Apple’s next enclosure material?
Olivier wonders about Apple’s next enclosure material and that got me pondering. Jobs has already utilized:
- magnesium (NeXT stations/cubes)
- titanium (PowerBook)
- aluminum alloy (MacBook)
- polycarbonate (iMac, iPod, iBook)
The current Intel machines reused the existing PowerPC enclosure designs – at least superficially – for the iMac, MacBook Pro and Mac Pro machines. Only the MacBook got to knock the older iBook design away.
What material could be next?
Carbon fiber has already been partially used by the likes of Acer and Sony on laptops. Whilst it might be light and strong it is brittle and the thermal conductivity is opposite to what you’re looking for in a laptop.
Jobs also loves metal enclosures at least at the high-end of the market where the price can cover the cost – although apparently not enough to absorb commercial-grade titanium any more hence the PowerBook switch to aluminum.
There are plenty of metals and alloys out there but besides cost they need to be tooled into the designs Apple want, finished to a high standard that won’t corrode or easily mark, strong and inflexible, lightweight and ideally possess good thermal conductivity.
Beryllium?
Beryllium is cheaper than titanium and has all the important characteristics described above plus a few extra bonuses that make it a primary candidate:
- easily x-ray’ed through (think laptops at airports)

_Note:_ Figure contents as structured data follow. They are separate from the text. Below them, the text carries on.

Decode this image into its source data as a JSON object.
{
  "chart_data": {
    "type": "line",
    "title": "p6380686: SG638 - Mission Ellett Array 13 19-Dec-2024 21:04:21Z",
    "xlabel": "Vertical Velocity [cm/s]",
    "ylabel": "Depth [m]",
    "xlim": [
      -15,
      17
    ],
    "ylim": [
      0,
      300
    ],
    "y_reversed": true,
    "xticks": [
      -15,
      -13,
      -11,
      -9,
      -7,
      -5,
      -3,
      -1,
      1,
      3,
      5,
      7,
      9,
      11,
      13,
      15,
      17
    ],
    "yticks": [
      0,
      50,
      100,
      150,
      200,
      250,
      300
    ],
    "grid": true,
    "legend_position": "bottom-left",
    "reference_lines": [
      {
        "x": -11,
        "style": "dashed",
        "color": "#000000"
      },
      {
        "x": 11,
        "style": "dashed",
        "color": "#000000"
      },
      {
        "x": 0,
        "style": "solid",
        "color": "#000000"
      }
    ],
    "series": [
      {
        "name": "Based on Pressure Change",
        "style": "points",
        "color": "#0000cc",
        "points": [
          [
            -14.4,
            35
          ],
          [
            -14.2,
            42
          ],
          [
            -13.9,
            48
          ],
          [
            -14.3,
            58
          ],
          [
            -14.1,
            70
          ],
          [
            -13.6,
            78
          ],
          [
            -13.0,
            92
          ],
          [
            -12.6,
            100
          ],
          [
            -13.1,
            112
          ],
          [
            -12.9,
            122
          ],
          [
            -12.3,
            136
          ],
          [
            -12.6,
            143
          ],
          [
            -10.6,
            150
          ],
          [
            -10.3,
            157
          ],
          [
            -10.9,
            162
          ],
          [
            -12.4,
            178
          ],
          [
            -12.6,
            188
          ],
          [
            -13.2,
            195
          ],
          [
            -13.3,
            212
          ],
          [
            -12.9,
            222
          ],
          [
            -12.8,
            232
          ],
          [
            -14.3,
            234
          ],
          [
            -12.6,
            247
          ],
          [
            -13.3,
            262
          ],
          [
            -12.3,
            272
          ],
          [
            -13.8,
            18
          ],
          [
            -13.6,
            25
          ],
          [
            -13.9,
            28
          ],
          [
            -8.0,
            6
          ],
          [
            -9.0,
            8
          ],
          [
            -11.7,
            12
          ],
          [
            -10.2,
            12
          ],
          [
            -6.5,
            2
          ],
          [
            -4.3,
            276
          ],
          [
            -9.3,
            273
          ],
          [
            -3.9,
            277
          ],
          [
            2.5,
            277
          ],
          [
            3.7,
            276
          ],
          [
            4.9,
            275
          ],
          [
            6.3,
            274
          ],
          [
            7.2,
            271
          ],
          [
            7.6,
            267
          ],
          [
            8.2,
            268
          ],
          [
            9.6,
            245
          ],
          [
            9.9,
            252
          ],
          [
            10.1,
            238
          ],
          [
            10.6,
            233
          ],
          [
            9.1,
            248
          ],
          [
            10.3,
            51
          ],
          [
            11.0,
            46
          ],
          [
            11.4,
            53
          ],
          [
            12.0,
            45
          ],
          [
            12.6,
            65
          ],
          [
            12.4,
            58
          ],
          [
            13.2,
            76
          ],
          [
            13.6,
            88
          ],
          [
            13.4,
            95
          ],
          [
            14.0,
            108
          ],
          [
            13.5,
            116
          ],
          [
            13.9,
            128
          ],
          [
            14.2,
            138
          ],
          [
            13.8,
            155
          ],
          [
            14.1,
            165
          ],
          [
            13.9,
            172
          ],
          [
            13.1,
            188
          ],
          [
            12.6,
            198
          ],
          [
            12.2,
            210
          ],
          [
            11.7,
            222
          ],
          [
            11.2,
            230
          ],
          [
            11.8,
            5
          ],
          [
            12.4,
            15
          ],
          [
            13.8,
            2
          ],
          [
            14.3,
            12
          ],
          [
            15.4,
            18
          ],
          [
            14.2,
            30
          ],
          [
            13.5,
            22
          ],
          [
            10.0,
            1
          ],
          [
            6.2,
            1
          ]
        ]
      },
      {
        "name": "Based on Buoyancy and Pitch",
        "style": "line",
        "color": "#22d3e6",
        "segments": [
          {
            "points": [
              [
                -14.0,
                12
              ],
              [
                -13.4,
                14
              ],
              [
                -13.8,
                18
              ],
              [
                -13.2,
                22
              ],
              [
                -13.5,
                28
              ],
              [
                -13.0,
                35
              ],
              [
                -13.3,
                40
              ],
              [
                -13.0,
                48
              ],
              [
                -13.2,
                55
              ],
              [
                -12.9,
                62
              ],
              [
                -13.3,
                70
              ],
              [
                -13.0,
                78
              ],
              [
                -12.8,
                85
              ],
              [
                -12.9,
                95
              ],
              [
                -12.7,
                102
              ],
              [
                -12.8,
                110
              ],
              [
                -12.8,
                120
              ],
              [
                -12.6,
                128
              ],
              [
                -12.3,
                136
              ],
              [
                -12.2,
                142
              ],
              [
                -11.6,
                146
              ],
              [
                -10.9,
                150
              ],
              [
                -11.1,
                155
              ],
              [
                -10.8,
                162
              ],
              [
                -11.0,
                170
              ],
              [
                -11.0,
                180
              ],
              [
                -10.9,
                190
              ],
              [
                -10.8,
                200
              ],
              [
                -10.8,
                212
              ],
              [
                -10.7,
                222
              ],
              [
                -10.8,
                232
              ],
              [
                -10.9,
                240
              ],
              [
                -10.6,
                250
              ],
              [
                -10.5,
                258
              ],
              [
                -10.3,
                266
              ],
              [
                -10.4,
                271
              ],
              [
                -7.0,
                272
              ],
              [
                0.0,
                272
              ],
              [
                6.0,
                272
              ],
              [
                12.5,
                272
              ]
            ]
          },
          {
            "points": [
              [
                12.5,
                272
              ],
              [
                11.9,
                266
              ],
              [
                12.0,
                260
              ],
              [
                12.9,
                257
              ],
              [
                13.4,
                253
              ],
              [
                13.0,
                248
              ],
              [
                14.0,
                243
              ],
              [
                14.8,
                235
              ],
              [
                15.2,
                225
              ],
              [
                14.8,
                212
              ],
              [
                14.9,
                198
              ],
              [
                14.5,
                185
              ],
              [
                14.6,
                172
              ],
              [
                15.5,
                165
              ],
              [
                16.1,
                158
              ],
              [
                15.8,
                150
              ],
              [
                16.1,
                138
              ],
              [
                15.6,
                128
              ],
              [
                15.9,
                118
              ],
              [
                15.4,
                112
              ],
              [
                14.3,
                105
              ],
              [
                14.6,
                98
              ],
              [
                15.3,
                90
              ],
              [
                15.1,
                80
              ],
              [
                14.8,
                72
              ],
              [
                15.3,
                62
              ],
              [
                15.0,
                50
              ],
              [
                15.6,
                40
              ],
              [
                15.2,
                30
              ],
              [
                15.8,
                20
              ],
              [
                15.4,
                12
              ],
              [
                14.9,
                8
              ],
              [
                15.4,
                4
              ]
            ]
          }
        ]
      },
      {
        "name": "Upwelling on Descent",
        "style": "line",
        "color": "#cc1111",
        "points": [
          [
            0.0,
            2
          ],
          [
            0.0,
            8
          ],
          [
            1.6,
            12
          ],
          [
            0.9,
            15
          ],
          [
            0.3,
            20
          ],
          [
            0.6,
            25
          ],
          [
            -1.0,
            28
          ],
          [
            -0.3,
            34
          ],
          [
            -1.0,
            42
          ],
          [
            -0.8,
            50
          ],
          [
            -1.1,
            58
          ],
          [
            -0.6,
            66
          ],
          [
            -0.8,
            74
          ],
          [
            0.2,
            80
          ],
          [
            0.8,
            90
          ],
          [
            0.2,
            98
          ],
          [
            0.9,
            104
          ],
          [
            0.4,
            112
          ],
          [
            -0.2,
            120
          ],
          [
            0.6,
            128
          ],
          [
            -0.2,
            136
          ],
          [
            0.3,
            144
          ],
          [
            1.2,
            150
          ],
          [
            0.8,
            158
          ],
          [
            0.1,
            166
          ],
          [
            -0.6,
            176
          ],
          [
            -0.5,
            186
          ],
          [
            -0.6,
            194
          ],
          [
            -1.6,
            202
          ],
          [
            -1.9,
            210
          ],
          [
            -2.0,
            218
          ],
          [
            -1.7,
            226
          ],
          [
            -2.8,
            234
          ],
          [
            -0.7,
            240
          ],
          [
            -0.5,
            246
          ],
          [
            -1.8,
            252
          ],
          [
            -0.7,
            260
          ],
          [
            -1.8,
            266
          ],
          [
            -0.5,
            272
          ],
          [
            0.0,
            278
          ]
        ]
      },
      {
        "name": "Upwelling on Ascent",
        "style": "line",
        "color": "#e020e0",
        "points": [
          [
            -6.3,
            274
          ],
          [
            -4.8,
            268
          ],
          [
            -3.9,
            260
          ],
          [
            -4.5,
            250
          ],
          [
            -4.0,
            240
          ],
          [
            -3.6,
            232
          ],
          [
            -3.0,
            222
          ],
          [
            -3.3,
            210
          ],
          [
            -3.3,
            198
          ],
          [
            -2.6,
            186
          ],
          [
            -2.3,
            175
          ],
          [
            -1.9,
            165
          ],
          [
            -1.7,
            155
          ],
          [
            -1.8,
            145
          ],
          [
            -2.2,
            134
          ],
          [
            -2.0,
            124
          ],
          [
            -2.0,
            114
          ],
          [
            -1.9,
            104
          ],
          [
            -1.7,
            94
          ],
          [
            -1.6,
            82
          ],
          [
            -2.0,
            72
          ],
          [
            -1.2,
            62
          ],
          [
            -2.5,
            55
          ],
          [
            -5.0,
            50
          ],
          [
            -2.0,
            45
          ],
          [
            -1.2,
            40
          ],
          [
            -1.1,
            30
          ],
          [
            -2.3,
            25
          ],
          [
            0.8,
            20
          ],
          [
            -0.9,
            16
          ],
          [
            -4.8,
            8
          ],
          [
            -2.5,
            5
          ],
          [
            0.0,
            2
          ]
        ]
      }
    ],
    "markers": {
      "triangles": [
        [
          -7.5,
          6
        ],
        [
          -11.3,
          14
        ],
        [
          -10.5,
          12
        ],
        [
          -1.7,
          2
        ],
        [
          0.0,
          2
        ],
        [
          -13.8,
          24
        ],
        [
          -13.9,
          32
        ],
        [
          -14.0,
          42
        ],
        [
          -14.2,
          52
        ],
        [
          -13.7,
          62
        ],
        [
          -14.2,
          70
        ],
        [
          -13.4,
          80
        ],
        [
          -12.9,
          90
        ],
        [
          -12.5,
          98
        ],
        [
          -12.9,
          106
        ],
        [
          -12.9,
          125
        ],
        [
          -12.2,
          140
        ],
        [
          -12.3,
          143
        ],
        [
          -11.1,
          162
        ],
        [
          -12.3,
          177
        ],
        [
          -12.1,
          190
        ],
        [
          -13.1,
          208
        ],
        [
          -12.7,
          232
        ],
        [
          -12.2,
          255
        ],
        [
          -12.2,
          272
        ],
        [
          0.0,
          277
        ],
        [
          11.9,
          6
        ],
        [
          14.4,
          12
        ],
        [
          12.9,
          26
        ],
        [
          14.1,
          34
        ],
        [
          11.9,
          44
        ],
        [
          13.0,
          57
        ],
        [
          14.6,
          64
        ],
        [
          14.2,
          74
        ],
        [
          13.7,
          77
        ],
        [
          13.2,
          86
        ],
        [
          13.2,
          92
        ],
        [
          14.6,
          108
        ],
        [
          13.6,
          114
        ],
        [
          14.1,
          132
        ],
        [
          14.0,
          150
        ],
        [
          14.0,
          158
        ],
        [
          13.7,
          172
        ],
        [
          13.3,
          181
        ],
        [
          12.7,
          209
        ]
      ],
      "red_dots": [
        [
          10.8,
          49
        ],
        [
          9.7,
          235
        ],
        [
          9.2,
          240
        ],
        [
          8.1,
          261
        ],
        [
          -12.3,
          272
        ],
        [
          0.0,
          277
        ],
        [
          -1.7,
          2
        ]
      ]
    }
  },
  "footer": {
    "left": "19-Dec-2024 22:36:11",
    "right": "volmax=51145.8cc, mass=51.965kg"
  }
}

- tarnish resistant to high skin acidity (a problem with existing painted aluminum enclosures)
- available in a variety of colors (why not have a selection… the iMac, iBook and iPod Nano have)
Bear in mind that most of Apple’s equipment (and indeed the majority of the worlds laptops) are manufactured at only a handful of companies out in the far east (Quanta, Compal, Foxconn) they would need to be heavily involved in the process.
But then pushing for breakaway designs that require advanced tooling and alternative manufacturing approaches is one of Job’s passions and what keeps Apple’s hardware looking that one step ahead.
Update
There are two potential problems with beryllium.
- in gas or dust forms it is dangerous to humans (as a gas this is Berlyium Oxide BeO …. spookly almost BeOS ;-)
- it reacts with lithium – as used in the current Lithium Ion batteries
Given that Apple use batteries by Sony and there are a couple of stories about the laptops catching fire this could be a problem – especially given that your laptop catching fire is bad enough when it isn’t violently reacting with the battery and producing carcinogenic gases.